Friday, May 28, 2010

I think he likes me more....

I think Jason likes me more when I don't diet.  
He is all to willing to by the junk food and fast food.  In fact, he is always buying me things I love to eat (soda, beef jerky, chips, chocolate) in a way to be sweet and nice.  
I hate it.  
I tell him I hate it, but he has a hard time hearing.  I don't know how to explain to him, that yes I love to eat good food (and not so good food), and I know you are just trying to me make me happy, but I would love it more if you supported me on not eating crap food and that would make me twice as happy.
I know I am not going to be able to do this diet thing if I don't have him on my side 100%.
Ugh, just one more thing to add to the list... magically change husband to be supportive and helpful, ha.

Mr. Blog, you are not helping. And, Oy the Stress.

This blog was supposed to be my helper to get healthy, and its not really helping anymore.  I just ignore it until I feel guilty, then I pay a little attention to it, then back to ignoring it. 
 The stress of the move is getting to me.  Getting to me bad.  I have no time to do anything.  Everyday I have a million things to do, and I feel like I have no time to do them.  
For the first time in years, I actually feel the need and want to work out.  Get all that stress and nervous energy out of my body.  And now I have no time to do it, unless I get up at 5 am, and well that is just not going to happen, not in a million years.  Especially when I only get like 6-7 hours of sleep a night.  
(Maybe I need to start making it happen.  Maybe, just maybe.  We will see tomorrow.)
I feel so unhealthy.  I am really trying to eat smaller portions, and healthier things.  But in reality I know I am not doing good enough, and that make me more stressed, and a little sad.
Blah. That is how I feel.  Just blah.
I am the heaviest I have ever been in my life, even when I was pregnant with my kids.
I am embarrassed to go home, for people to look me, and judge me.
Also...
My kids are driving me crazy. CRAZY.  I don't know how I am going to survive this move with them.  I swear at least 60% of my stress is from them.  Harry, and all his new issues.  Clark and he endless amounts of energy, that causes so many messes and problems.  It is exhausting.
I need this move to hurry and be over. 
I want to be settled into my new house, in our new area.
I want to get my life back, and my health back.

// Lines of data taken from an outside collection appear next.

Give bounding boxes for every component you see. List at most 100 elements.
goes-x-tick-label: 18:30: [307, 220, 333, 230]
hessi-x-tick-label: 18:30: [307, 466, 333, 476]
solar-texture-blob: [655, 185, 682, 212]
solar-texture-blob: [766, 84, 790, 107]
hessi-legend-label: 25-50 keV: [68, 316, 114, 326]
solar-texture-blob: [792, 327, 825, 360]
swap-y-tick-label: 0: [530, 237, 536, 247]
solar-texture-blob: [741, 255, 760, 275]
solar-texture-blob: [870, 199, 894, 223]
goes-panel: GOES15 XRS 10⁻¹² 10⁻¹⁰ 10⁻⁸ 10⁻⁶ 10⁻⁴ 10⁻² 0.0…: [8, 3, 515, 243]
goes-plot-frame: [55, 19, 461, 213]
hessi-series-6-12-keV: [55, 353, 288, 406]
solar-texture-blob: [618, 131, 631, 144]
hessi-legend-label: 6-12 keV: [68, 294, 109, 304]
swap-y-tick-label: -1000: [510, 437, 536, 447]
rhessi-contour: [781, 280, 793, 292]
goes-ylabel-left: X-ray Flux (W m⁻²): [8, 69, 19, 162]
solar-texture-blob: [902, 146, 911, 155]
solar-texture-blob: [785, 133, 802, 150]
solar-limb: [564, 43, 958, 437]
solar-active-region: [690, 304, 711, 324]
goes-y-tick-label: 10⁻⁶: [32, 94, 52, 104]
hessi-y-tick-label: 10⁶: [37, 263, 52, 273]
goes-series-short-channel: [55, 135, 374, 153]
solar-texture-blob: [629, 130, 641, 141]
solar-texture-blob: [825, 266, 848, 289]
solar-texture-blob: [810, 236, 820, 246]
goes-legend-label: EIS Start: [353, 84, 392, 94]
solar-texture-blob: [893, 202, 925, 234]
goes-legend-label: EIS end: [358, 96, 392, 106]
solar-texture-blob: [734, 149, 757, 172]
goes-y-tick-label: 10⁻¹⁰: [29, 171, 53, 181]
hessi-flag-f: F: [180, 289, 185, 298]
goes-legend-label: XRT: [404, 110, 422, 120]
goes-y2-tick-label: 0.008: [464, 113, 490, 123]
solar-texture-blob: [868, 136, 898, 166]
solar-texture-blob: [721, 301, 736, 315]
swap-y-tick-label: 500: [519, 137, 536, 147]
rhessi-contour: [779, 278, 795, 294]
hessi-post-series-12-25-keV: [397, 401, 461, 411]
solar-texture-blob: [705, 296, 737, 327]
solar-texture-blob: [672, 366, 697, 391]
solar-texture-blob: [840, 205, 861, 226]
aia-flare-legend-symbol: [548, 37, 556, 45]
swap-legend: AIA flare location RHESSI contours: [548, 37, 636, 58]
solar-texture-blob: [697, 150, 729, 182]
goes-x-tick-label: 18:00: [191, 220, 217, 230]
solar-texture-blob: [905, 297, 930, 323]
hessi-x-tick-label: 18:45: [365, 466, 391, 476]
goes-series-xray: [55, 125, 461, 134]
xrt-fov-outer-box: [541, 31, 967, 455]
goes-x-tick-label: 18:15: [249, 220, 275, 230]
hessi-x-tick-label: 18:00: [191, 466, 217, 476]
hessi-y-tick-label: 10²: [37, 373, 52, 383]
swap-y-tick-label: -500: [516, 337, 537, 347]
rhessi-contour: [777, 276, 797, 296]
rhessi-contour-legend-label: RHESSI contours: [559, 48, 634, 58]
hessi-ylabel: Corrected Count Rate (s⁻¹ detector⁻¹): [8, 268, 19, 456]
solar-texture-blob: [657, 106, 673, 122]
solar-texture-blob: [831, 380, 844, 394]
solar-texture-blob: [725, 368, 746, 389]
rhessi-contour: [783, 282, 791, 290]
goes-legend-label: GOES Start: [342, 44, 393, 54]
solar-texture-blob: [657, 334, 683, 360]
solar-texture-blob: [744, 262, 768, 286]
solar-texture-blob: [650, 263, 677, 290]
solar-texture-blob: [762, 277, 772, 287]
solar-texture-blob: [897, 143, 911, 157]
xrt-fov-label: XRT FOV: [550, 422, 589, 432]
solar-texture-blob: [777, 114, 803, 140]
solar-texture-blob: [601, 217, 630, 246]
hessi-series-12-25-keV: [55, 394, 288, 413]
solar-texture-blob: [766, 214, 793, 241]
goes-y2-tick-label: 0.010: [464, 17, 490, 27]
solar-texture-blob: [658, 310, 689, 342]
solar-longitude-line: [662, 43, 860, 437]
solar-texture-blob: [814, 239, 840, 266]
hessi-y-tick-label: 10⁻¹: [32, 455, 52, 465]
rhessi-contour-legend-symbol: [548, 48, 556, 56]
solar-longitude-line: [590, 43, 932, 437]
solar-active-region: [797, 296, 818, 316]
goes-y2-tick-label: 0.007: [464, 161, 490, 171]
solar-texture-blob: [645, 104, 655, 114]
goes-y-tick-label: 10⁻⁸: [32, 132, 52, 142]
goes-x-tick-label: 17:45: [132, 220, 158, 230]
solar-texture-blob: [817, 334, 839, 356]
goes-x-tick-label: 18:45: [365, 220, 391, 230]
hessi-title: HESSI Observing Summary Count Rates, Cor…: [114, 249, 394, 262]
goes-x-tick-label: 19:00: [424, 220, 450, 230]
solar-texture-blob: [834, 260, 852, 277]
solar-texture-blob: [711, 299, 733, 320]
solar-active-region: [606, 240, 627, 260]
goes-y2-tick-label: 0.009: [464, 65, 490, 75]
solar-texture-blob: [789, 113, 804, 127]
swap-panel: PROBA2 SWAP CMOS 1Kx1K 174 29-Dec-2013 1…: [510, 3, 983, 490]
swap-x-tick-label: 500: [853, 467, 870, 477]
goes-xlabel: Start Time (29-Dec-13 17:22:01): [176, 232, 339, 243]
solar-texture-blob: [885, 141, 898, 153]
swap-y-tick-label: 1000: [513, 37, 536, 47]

ps.  I am back on soda.  It has been the only way I have gotten through the stress of the last couple weeks.  But in exchange for drinking my diet soda, once a day, I gave up cookies, potato chips, most forms of candy. 

Wednesday, May 19, 2010

Does it get easier?

I have been doing much better with my workouts! I am taking a MUCH NEEDED break from obsessing over what and how much I eat, and trying to concentrate on just the exercise, for now.  So for the past two weeks I have worked in a few walk/jogging sessions (3-4 miles).  Sometimes I take the kids in the stroller, which adds 75 pounds that I am pushing along, great workout.
BUT, I am wondering, when does it start to get easier??  I still don't like to do it.  In fact I hate it.  But I thought that the more I did,  the easier it would get, so I could go faster or longer.  
I am still dreaming of someday running a marathon, someday.  But just for now I would settle for running a mile without feeling like I am going to die.

Friday, May 14, 2010

All the things I can't have.

All this week I have been pumping myself up everyday to start a new diet.  And no matter how much I say I am going to, and how much I WANT to... I just have the hardest time.  I want to do the diet, I have started the beginning phases...but I just can't commit myself all the way.  All I keep thinking about is all the things I can not have anymore.  No more soda (for 6 weeks now, you would think I would be proud of myself...but I am just sad), no more chocolate, no treats, no pasta, no shave ice....nothing interesting.  I KNOW that all the indulging I have done in the past has gotten me to this point, and I REALLY do want to change.  I want to change with all of my heart, somedays it is all I can think about.  I make all these grand plans, diets to try, exercise programs to do...and still I never commit.  I get so angry that I have to make my family dinner, or watch them eat something I enjoy, while I choke down dry chicken and spinach.  I hate when we are on a drive and we stop at 7-11, and the most exciting thing I can get is a bruised apple or banana.  It is so unfair.  I miss drinking soda, or having a little dessert after dinner.  I want to have the will power to make the right choices, to get the body and health that I REALLY want.  BUT I also don't want to feel like I am missing out on everything, and giving up everything I enjoy.  It is such a back and forth battle.  I am wishing I can find something, or someone to give me that push I need, support to just stay on track, and stay focused for the end game.